I’m not saying that Justin doesn’t have any responsibility here—of course he does. But unlike the ridiculous Rob Ford, Justin is still a youth at only 19. Even though I am definitely way past my teen years, I can still remember what I was like at 19—many of us can recall those days. Did I make positive, healthy choices for myself then? Not often—and I wouldn’t expect Justin to do so either, especially with far too much inappropriate influence and clout and not enough truly caring people around him.
Enabling keeps addictive behaviors going. Enabling feeds the needs of the people who enable, not the needs of the people who are behaving badly.

What if we all decided to grow a backbone and started speaking our truth to the addicts in our lives, to set healthy and appropriate boundaries with them, to love them enough to risk our own discomfort when they became angry with us? What if we respected ourselves enough to do the right thing and raise the accountability bar in those relationships?

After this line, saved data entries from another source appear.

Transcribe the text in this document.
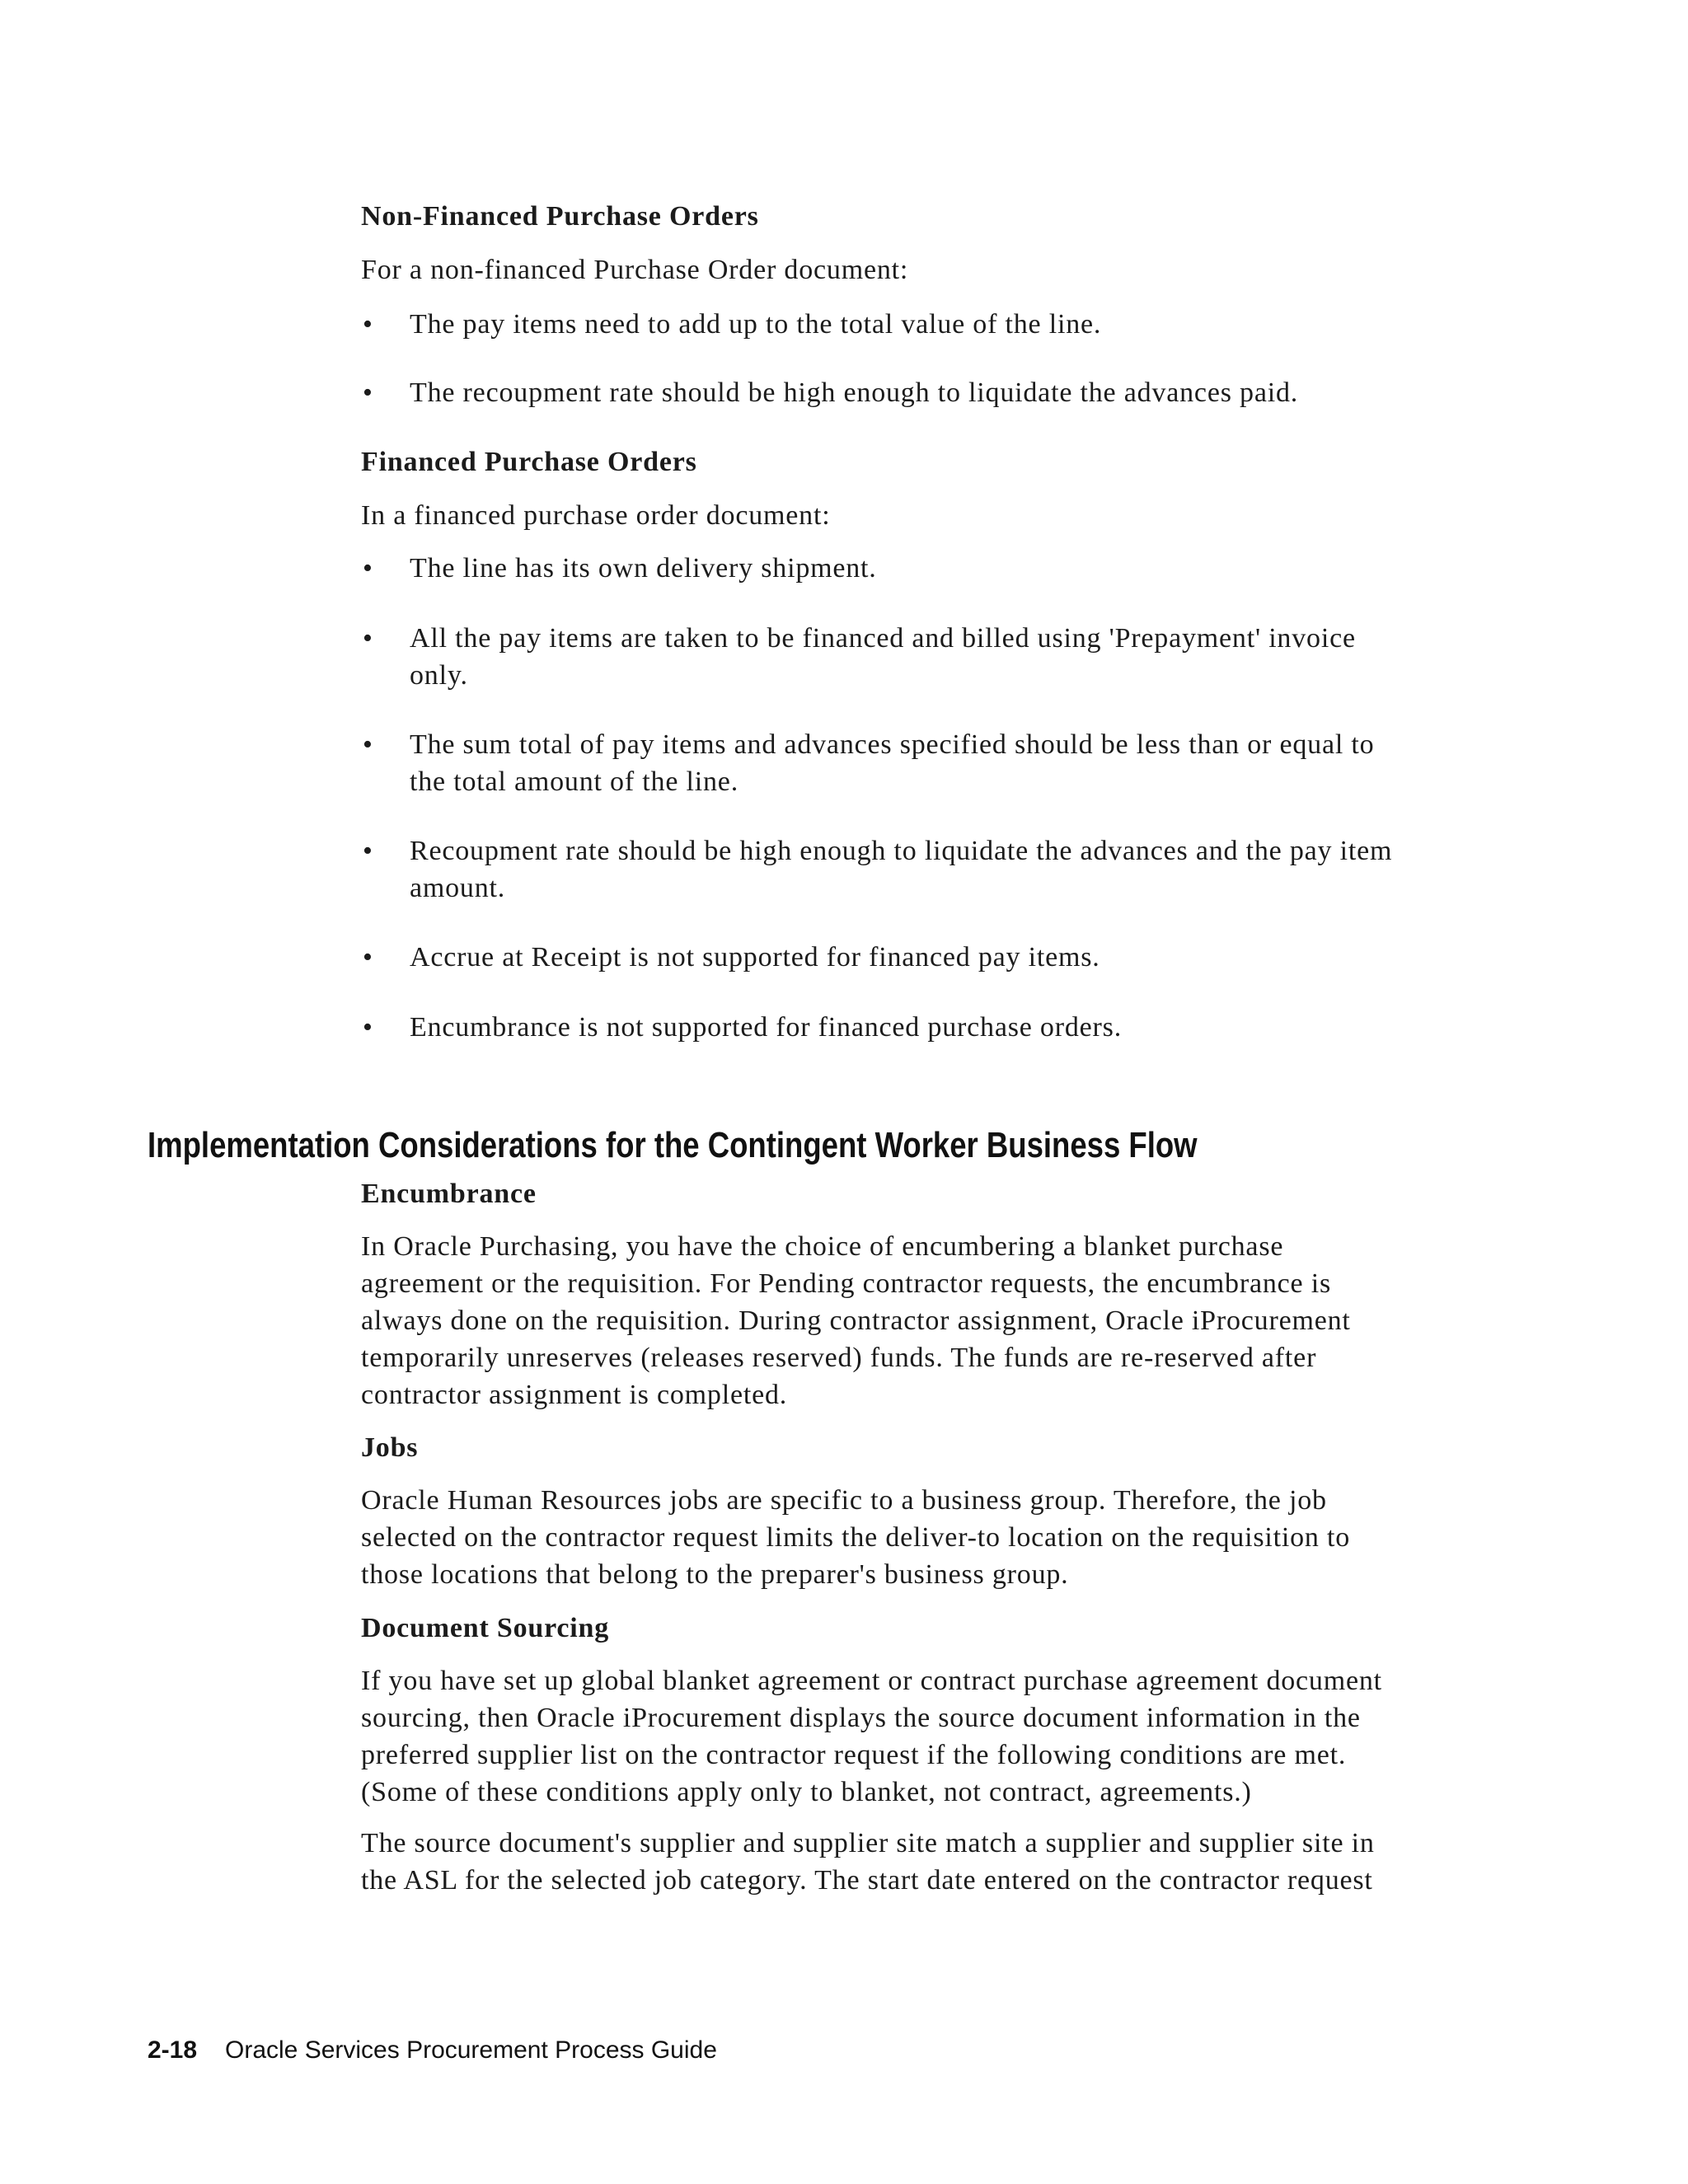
Non-Financed Purchase Orders
For a non-financed Purchase Order document:
• The pay items need to add up to the total value of the line.
• The recoupment rate should be high enough to liquidate the advances paid.
Financed Purchase Orders
In a financed purchase order document:
• The line has its own delivery shipment.
• All the pay items are taken to be financed and billed using 'Prepayment' invoice
only.
• The sum total of pay items and advances specified should be less than or equal to
the total amount of the line.
• Recoupment rate should be high enough to liquidate the advances and the pay item
amount.
• Accrue at Receipt is not supported for financed pay items.
• Encumbrance is not supported for financed purchase orders.
Implementation Considerations for the Contingent Worker Business Flow
Encumbrance
In Oracle Purchasing, you have the choice of encumbering a blanket purchase
agreement or the requisition. For Pending contractor requests, the encumbrance is
always done on the requisition. During contractor assignment, Oracle iProcurement
temporarily unreserves (releases reserved) funds. The funds are re-reserved after
contractor assignment is completed.
Jobs
Oracle Human Resources jobs are specific to a business group. Therefore, the job
selected on the contractor request limits the deliver-to location on the requisition to
those locations that belong to the preparer's business group.
Document Sourcing
If you have set up global blanket agreement or contract purchase agreement document
sourcing, then Oracle iProcurement displays the source document information in the
preferred supplier list on the contractor request if the following conditions are met.
(Some of these conditions apply only to blanket, not contract, agreements.)
The source document's supplier and supplier site match a supplier and supplier site in
the ASL for the selected job category. The start date entered on the contractor request
2-18 Oracle Services Procurement Process Guide
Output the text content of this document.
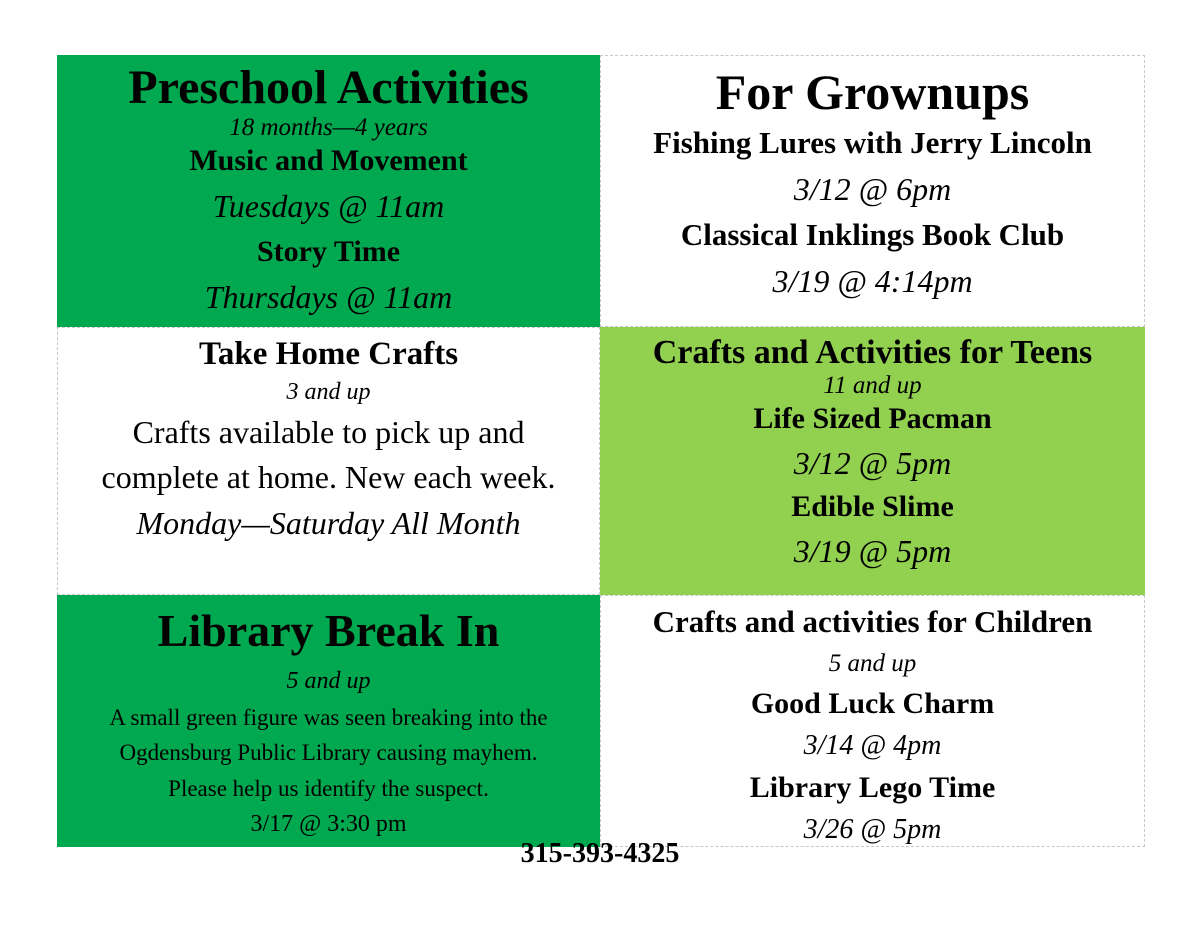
Preschool Activities
18 months—4 years
Music and Movement
Tuesdays @ 11am
Story Time
Thursdays @ 11am
For Grownups
Fishing Lures with Jerry Lincoln
3/12 @ 6pm
Classical Inklings Book Club
3/19 @ 4:14pm
Take Home Crafts
3 and up
Crafts available to pick up and
complete at home. New each week.
Monday—Saturday All Month
Crafts and Activities for Teens
11 and up
Life Sized Pacman
3/12 @ 5pm
Edible Slime
3/19 @ 5pm
Library Break In
5 and up
A small green figure was seen breaking into the
Ogdensburg Public Library causing mayhem.
Please help us identify the suspect.
3/17 @ 3:30 pm
Crafts and activities for Children
5 and up
Good Luck Charm
3/14 @ 4pm
Library Lego Time
3/26 @ 5pm
315-393-4325
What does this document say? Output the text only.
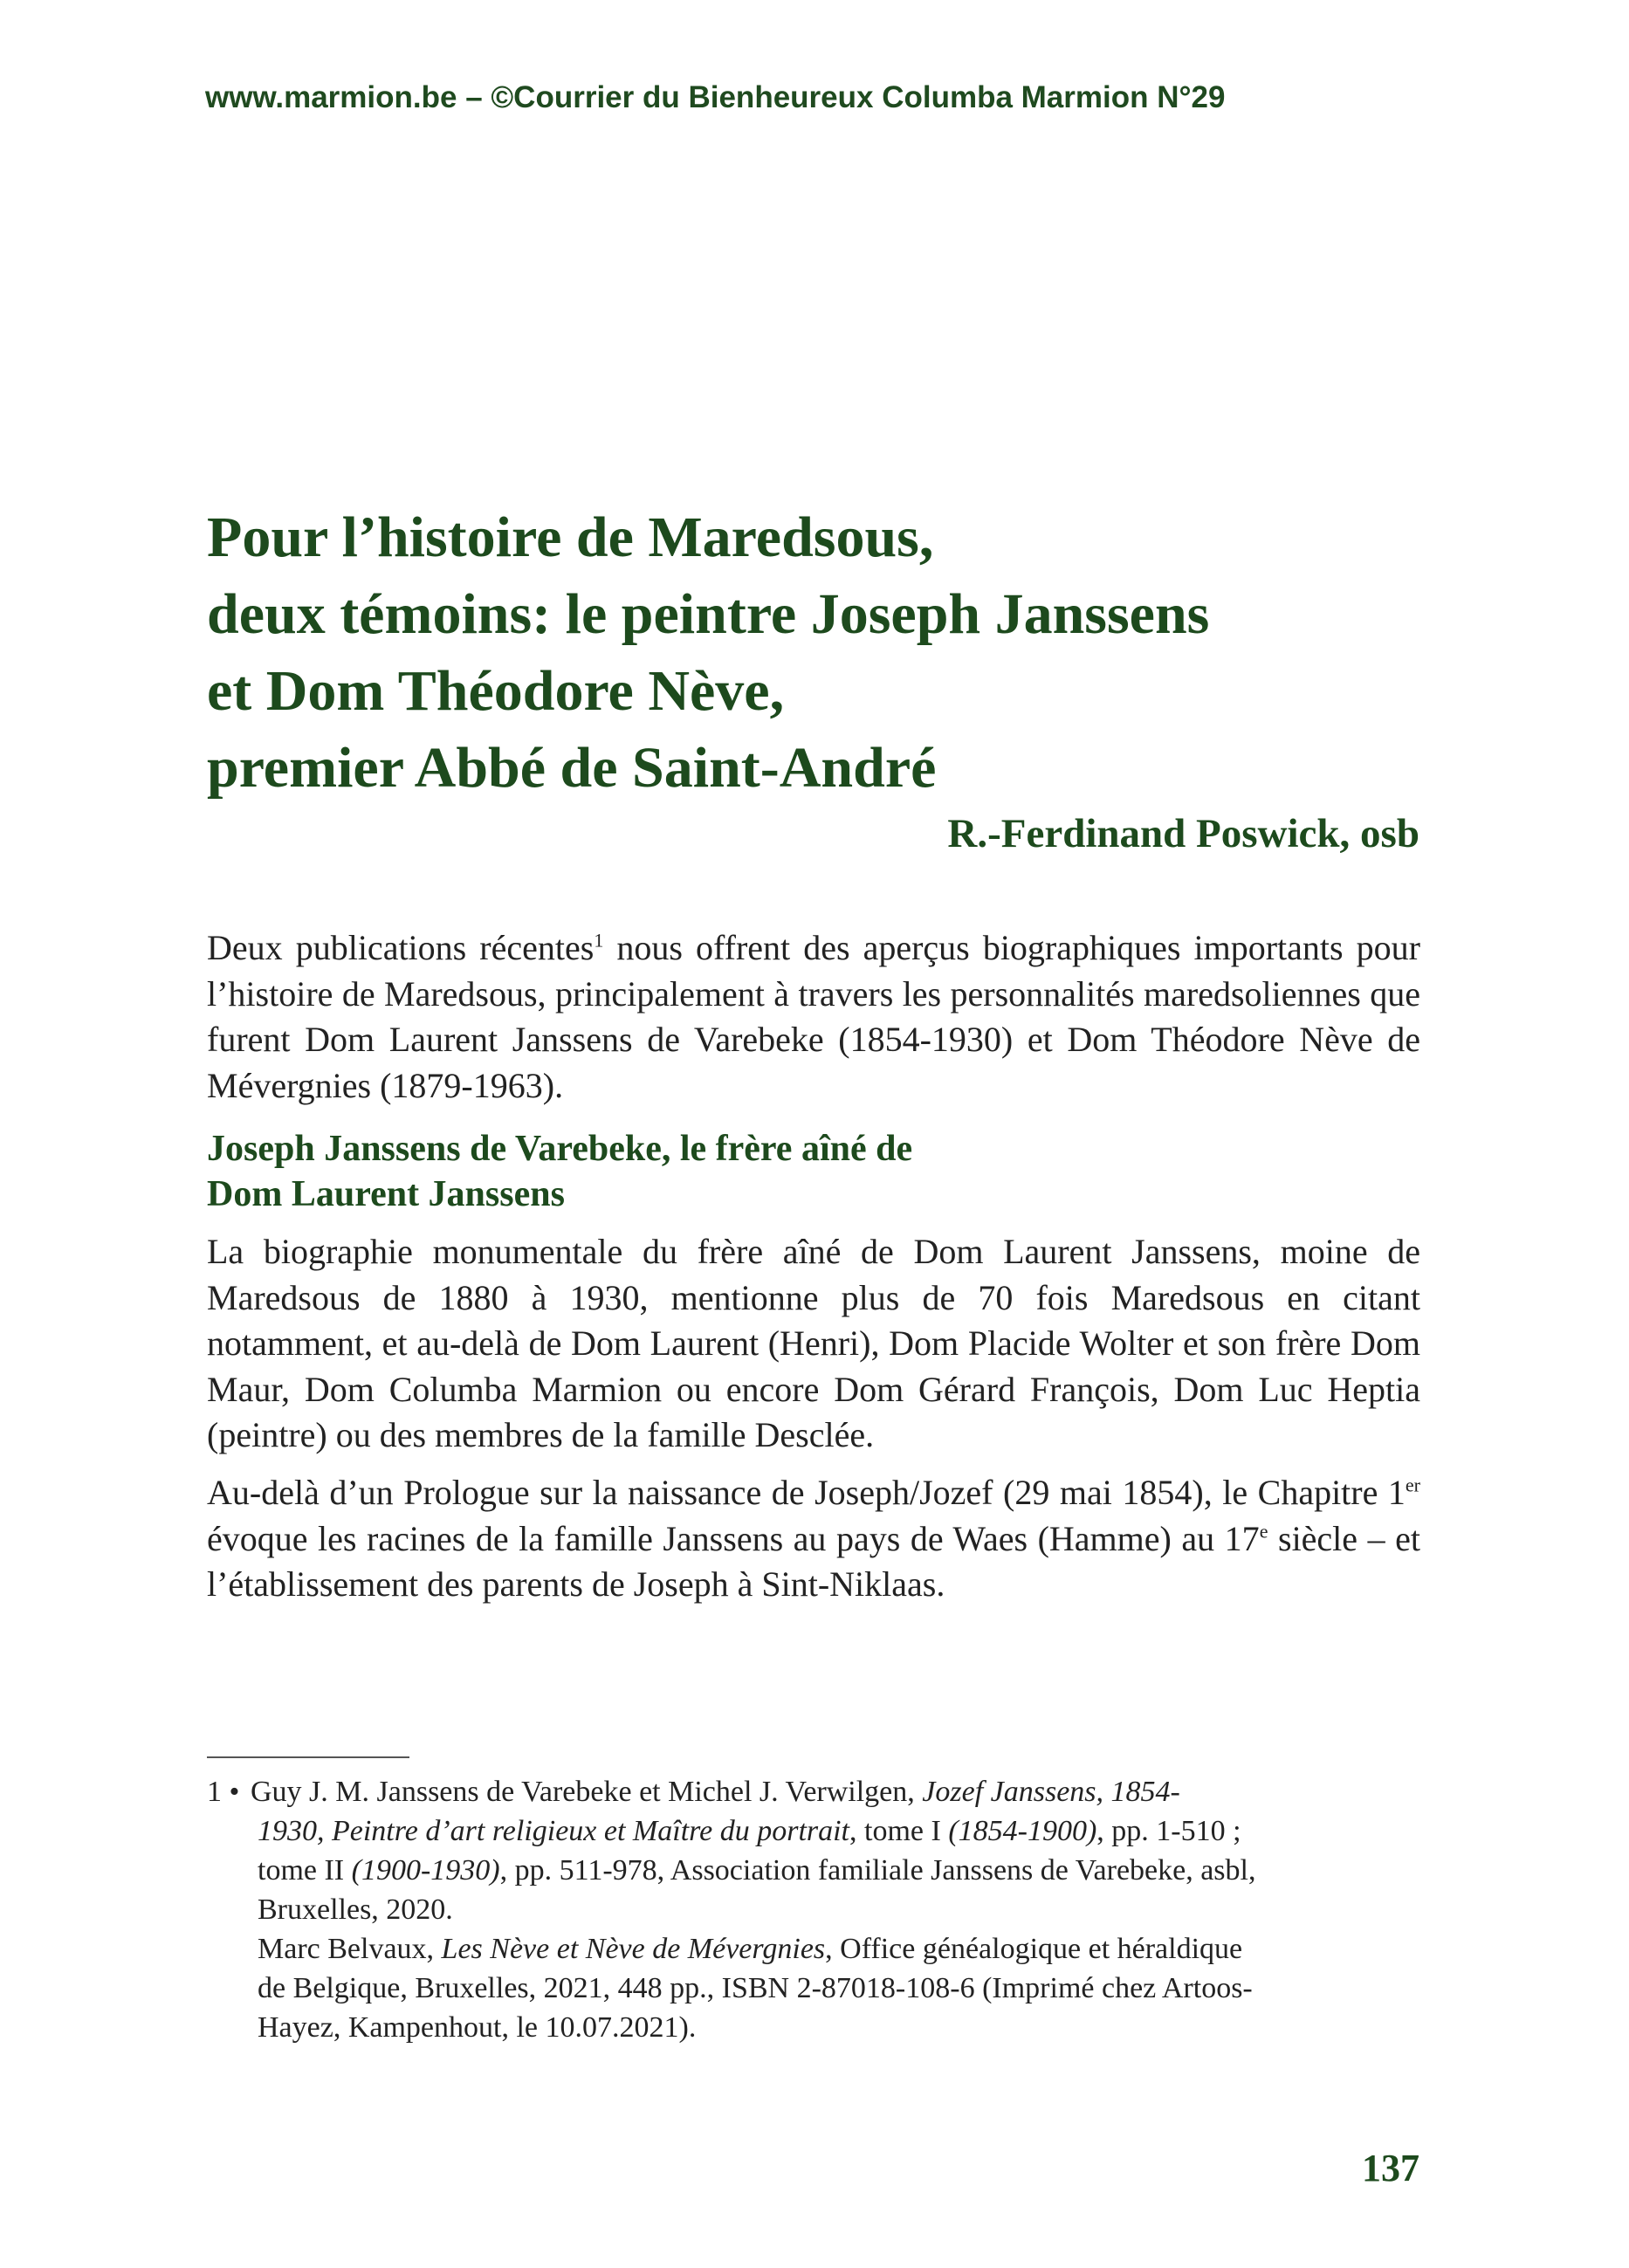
www.marmion.be – ©Courrier du Bienheureux Columba Marmion N°29
Pour l’histoire de Maredsous,
deux témoins: le peintre Joseph Janssens
et Dom Théodore Nève,
premier Abbé de Saint-André
R.-Ferdinand Poswick, osb

Deux publications récentes$^1$ nous offrent des aperçus biographiques importants pour l’histoire de Maredsous, principalement à travers les personnalités maredsoliennes que furent Dom Laurent Janssens de Varebeke (1854-1930) et Dom Théodore Nève de Mévergnies (1879-1963).

Joseph Janssens de Varebeke, le frère aîné de
Dom Laurent Janssens

La biographie monumentale du frère aîné de Dom Laurent Janssens, moine de Maredsous de 1880 à 1930, mentionne plus de 70 fois Maredsous en citant notamment, et au-delà de Dom Laurent (Henri), Dom Placide Wolter et son frère Dom Maur, Dom Columba Marmion ou encore Dom Gérard François, Dom Luc Heptia (peintre) ou des membres de la famille Desclée.

Au-delà d’un Prologue sur la naissance de Joseph/Jozef (29 mai 1854), le Chapitre 1er évoque les racines de la famille Janssens au pays de Waes (Hamme) au 17e siècle – et l’établissement des parents de Joseph à Sint-Niklaas.

1 • Guy J. M. Janssens de Varebeke et Michel J. Verwilgen, Jozef Janssens, 1854-
1930, Peintre d’art religieux et Maître du portrait, tome I (1854-1900), pp. 1-510 ;
tome II (1900-1930), pp. 511-978, Association familiale Janssens de Varebeke, asbl,
Bruxelles, 2020.
Marc Belvaux, Les Nève et Nève de Mévergnies, Office généalogique et héraldique
de Belgique, Bruxelles, 2021, 448 pp., ISBN 2-87018-108-6 (Imprimé chez Artoos-
Hayez, Kampenhout, le 10.07.2021).
137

Something magical just might happen.

Justin, my deep hope for you is that someone loves you enough to tell you the truth, despite the consequences that could occur. I know that Michael Jackson is someone you choose to emulate—but my hope for you is that the orange jumpsuit and handcuffs have been enough to wake you up, so that you don’t have to follow him into the grave.

1 comment:

  1. David Berner I for one, really appreciate your candid approach pertaining to addiction. Enabling is a growing phenomenon, and something I see daily. In my fifteen years of working in the field. I've never met an addict who said, "I got here alone." Most have a team of people only all too ready to 'help.' I work with families, helping them see what they're really trying to avoid when they enable. Many enablers know they are enabling. They want to avoid conflict, or they don't want the addict upset with them. They feel 'bad' when they say no. So instead they say yes, and for the moment, feel better. Enablers are not all together different than the addict. Addicts feel 'bad' when they don't use, so they phone the enabler who says yes. The addict gets their fix, and for moment feels better. Both addict and enabler have experienced instant gratification, trading 'right now' for long term misery. Both are self-centered behaviors. I'm not sure why we roll over and bury our heads in the sand, when it comes to talking about addiction. The conversations I dread most, are when family enable their addict, 'just this one time' and this one time, was one time too many. The addict died of an overdose on the enablers dime. Maybe we need to think about changing tactics when it comes to treating addiction. Perhaps it's the enablers who need intensive treatment, and the addict a shorter version. We've tried everything else. Why not give this a shot. After all, what's the worse that could happen?